8. We can get the status of a transaction by its hash.

curl --location --request POST 'localhost:8545' \
--header 'Content-Type: application/json' \
--data-raw '{
    "jsonrpc": "2.0",
    "id": 8,
    "method": "eth_getTransactionByHash",
    "params": [        "0xa96de080dfcb9c5f908528b92d3df55a0e230cf4e48ae178bb220862c2a544c7"
    ]
}'

And the response will look like:

{
    "jsonrpc": "2.0",
    "id": 8,
    "result": {
        "blockHash": "0xf31b1a454f1cd35388476acead342fe93c02667ac99f136a36ef677c462ad04d",
        "blockNumber": "0x16f2",
        "from": "0x08d1f47128f5c04d7a4aee69e90642645059acd6",
        "gas": "0x5208",
        "gasPrice": "0x3b9aca00",
        "hash": "0xa96de080dfcb9c5f908528b92d3df55a0e230cf4e48ae178bb220862c2a544c7",
        "input": "0x",
        "nonce": "0x0",
        "to": "0x2bc05c71899ecff51c80952ba8ed444796499118",
        "transactionIndex": "0x0",
        "value": "0xf4240",
        "type": "0x0",
        "v": "0x99b",
        "r": "0xc32053edadd067e93480d76e24fcd03e9879335739c06804916cd292c380cad1",
        "s": "0x5f49f5b8c773babff4752abe6662d8f0a1b61e336b051954bd265bf13cd695e9"
    }
}

9. Lastly, verify if we get the fund in the recipient’s account.

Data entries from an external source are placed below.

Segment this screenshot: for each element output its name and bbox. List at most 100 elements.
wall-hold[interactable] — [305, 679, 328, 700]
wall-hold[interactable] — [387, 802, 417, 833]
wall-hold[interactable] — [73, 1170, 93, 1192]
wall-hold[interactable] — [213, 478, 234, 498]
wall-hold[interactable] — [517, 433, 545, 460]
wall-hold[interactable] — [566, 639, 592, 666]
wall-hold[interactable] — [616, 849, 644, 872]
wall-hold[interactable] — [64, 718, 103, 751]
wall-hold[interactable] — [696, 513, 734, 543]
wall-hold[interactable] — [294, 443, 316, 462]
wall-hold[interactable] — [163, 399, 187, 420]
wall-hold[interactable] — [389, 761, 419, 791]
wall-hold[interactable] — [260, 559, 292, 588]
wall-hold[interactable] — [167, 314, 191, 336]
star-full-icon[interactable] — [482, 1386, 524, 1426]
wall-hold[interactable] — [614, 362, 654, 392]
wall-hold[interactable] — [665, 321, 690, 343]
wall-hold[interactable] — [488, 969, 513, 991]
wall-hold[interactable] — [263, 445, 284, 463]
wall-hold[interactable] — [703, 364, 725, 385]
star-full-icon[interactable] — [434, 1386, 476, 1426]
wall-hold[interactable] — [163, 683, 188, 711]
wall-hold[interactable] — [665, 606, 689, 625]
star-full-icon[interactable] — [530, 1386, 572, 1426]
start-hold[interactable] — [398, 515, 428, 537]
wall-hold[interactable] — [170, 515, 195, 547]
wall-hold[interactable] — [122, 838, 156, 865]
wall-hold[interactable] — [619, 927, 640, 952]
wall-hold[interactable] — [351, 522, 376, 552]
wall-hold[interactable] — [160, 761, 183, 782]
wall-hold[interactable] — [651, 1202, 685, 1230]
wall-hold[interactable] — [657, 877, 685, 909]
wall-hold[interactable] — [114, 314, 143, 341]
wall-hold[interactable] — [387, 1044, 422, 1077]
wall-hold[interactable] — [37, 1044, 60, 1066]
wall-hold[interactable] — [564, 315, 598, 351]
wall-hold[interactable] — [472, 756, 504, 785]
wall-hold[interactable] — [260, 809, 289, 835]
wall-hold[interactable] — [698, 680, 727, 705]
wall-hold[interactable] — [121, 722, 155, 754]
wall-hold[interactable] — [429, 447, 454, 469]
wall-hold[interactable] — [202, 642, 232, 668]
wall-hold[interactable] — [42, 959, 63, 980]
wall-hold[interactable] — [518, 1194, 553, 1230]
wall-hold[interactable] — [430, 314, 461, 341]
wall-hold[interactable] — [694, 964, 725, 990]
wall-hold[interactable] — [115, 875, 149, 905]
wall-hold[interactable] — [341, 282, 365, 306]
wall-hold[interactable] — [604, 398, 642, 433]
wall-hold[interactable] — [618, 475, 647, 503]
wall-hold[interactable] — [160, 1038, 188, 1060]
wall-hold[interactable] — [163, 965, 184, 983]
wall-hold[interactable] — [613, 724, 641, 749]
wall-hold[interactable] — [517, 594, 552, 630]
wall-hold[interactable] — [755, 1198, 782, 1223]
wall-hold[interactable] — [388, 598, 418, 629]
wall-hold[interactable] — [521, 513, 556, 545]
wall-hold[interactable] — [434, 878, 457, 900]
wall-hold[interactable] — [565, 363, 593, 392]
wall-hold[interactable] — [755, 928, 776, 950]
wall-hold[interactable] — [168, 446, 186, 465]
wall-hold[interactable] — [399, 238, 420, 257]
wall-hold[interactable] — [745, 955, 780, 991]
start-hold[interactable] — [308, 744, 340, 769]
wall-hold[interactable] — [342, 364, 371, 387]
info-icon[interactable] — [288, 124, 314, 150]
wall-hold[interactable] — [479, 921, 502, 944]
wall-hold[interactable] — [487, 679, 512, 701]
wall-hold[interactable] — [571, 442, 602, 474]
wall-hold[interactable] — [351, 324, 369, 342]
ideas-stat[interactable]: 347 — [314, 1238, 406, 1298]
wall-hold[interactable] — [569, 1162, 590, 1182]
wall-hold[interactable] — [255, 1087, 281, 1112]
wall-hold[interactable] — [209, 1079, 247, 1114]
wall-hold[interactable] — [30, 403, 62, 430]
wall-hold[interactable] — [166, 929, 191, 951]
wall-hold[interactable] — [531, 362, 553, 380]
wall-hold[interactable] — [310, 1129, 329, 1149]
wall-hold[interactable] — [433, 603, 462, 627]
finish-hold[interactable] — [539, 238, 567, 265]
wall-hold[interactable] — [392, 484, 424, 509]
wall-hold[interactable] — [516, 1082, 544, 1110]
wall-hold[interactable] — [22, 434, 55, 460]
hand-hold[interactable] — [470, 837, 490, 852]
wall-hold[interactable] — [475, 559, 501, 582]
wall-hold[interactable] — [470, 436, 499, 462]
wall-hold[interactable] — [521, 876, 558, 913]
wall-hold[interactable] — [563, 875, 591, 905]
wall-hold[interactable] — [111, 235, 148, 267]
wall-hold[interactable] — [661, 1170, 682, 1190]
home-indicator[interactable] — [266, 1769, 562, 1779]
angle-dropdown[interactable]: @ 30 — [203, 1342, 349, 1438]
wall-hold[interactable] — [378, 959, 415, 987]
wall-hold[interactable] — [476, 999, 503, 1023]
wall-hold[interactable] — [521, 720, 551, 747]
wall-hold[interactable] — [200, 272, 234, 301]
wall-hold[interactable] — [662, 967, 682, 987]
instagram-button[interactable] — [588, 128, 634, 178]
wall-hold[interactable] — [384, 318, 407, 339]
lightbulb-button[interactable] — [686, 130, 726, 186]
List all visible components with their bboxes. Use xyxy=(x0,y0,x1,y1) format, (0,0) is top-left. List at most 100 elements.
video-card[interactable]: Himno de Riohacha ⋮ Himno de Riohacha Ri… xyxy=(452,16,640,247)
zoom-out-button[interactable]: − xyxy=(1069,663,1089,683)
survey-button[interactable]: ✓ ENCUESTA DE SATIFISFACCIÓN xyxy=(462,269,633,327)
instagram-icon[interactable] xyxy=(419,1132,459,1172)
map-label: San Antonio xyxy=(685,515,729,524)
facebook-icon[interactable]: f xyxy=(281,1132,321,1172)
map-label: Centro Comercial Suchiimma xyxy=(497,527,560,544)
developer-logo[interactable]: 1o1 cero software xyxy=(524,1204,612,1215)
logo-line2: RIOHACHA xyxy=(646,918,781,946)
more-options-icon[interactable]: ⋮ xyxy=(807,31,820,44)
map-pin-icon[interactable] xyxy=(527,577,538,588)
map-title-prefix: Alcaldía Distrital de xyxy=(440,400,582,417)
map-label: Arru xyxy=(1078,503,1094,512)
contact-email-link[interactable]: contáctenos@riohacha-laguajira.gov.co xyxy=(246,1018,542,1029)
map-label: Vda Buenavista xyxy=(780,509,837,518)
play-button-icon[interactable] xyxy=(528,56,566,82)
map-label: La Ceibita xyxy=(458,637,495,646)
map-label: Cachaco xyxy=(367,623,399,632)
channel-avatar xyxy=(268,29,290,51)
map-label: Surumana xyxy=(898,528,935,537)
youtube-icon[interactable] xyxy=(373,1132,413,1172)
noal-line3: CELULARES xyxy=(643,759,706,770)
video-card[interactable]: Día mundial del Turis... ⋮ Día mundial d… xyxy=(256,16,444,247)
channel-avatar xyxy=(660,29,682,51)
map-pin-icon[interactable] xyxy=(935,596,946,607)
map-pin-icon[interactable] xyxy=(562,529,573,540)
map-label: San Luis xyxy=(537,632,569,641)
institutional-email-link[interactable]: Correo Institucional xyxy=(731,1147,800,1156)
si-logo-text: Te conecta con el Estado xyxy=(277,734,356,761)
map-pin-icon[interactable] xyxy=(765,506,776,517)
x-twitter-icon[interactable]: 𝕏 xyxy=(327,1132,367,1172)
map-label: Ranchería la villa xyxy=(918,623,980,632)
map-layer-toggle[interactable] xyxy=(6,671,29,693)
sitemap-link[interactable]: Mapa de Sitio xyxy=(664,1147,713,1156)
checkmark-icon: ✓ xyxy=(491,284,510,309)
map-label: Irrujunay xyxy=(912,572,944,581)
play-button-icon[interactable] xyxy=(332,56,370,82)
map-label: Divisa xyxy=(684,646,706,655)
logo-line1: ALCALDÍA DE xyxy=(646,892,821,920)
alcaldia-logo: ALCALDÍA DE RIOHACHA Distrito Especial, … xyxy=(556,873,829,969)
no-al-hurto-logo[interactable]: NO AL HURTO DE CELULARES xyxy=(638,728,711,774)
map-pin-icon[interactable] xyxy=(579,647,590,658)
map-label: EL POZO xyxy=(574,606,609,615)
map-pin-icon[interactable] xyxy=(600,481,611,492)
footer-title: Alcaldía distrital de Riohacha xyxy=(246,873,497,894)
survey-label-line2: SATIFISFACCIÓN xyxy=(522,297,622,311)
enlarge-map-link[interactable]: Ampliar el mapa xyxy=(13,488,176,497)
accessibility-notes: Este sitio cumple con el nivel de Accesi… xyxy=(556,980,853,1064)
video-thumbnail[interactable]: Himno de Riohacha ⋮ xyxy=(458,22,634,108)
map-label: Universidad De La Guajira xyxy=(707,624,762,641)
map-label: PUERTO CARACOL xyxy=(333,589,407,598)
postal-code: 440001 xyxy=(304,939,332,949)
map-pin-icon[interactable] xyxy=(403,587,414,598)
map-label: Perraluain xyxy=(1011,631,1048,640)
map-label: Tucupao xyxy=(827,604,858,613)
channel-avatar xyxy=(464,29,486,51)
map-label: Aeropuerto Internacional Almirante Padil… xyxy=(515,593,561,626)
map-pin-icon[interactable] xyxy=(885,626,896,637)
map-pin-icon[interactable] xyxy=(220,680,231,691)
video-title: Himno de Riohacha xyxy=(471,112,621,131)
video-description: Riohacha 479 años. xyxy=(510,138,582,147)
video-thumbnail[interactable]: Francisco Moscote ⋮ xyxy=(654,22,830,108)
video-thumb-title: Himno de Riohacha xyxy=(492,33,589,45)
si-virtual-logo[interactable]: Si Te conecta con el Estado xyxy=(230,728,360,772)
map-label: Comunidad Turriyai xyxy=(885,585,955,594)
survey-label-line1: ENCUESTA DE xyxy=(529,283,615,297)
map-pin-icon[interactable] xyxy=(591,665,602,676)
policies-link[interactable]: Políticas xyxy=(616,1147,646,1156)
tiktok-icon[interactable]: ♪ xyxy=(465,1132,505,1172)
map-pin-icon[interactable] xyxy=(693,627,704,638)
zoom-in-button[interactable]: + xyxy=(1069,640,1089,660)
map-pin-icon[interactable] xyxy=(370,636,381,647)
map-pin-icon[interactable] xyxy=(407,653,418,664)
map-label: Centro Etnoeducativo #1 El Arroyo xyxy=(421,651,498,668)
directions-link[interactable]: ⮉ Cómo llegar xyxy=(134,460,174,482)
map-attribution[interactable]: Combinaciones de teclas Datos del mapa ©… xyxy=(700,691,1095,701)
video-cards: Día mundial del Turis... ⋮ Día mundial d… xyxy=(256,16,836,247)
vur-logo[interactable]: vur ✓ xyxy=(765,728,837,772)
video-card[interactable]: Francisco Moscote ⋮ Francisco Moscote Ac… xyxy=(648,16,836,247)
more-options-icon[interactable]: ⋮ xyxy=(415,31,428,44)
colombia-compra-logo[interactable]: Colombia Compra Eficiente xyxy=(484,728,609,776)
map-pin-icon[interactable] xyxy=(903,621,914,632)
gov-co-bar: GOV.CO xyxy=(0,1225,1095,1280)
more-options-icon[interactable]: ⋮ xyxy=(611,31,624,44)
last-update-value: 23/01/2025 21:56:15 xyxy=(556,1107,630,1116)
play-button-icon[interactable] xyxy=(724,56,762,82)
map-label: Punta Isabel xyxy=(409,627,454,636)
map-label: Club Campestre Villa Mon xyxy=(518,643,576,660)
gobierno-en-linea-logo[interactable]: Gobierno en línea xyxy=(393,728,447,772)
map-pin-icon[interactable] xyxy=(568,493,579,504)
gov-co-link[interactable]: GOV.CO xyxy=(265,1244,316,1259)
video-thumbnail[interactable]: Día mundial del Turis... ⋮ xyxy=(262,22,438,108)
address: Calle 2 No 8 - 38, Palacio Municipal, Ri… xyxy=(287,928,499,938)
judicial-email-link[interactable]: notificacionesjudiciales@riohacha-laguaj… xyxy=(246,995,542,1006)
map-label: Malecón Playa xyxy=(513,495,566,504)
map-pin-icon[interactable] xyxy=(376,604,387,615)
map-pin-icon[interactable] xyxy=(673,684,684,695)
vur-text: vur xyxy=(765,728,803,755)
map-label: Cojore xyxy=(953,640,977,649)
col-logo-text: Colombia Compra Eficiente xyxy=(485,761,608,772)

curl --location --request POST 'localhost:8545' \
--header 'Content-Type: application/json' \
--data-raw '{
    "jsonrpc": "2.0",
    "id": 9,
    "method": "eth_getBalance",
    "params": [
        "0x2bc05c71899ecff51c80952ba8ed444796499118",
        "latest"
    ]
}'

We expect to see the same value (0xf4240) as we sent from the primary account as the result.

{
    "jsonrpc": "2.0",
    "id": 9,
    "result": "0xf4240"
}

Note: Normally, the transaction submitted to the blockchain takes some time to be processed by miners. But for our private network, it should be quick. If we still do not receive the fund after a while, we can go back to recheck the transaction status again.

✅ That’s it! We have the working private Ethereum blockchain ready for further experimental now.